Thanks for help! "macs2 bdgopt" works for my issue in #259.

But for this issue that I started from bam files, although pseudocount 0.1 was added to both treat and control bdg using "macs2 bdgopt", the ppois signal track is still quite different from FE signal track (see figure blow). What could be wrong here? Thanks!

screen shot 2018-10-25 at 4 43 29 pm

taoliu commented 6 years ago

@YiqunCao Poisson pvalue scores won't work the same way as fold-enrichment, especially in terms of continuity of the values.
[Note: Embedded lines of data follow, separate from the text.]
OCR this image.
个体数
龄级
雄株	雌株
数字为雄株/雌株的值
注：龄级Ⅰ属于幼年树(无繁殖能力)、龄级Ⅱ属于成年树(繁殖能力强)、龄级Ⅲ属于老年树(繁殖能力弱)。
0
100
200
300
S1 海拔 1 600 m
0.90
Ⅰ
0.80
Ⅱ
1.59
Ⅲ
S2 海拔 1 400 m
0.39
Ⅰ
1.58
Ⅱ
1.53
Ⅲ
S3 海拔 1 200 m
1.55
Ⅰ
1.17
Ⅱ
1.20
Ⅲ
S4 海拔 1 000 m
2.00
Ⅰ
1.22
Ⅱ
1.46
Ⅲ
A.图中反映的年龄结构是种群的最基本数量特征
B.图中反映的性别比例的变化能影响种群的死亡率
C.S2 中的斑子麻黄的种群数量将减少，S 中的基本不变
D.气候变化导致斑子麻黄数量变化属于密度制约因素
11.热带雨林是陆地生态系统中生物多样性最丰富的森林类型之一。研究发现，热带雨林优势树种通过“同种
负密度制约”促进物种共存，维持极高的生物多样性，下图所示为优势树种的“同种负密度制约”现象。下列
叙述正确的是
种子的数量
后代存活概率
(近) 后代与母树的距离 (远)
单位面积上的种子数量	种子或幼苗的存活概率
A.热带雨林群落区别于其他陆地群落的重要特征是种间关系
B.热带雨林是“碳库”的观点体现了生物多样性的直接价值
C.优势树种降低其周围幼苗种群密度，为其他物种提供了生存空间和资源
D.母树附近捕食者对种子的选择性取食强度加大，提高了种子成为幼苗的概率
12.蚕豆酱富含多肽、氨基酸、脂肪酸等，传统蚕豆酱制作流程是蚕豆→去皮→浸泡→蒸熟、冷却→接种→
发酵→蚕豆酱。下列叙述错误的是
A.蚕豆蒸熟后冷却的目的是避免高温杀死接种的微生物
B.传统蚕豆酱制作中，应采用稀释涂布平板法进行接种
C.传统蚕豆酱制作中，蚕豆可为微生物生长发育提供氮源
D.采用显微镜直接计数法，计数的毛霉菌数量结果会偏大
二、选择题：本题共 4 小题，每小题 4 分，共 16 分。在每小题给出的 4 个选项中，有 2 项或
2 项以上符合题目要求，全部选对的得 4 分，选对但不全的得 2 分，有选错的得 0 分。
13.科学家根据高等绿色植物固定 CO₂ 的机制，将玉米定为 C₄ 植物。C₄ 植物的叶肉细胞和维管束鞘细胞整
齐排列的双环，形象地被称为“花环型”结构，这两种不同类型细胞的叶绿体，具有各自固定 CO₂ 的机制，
The Poisson CDF is more close to an exponential function that can't be compared to a simple division between two values. Also in order to calculate p-values, the observation, ie the treatment pileup, should be rounded to an integer. Therefore if the background has little difference, then pileup 1.5 and pileup 1.2 will give you similar p-values. After log transformation ( our p-score=-log10(p-value), the difference will be even more smaller.

callum-b commented 3 months ago

@taoliu you recommend using

$ macs2 bdgopt -i treat.bdg -m add -p 0.1 -o treat_0.1.bdg $ macs2 bdgopt -i control.bdg -m add -p 0.1 -o control_0.1.bdg

But would this line

$ macs3 bdgopt -i control.bdg -m max -p 0.01 -o control_nozero.bdg

also work? Or is it risky modifying only one data file in your opinion? Will the poisson law behave strangely if the lambda is very low?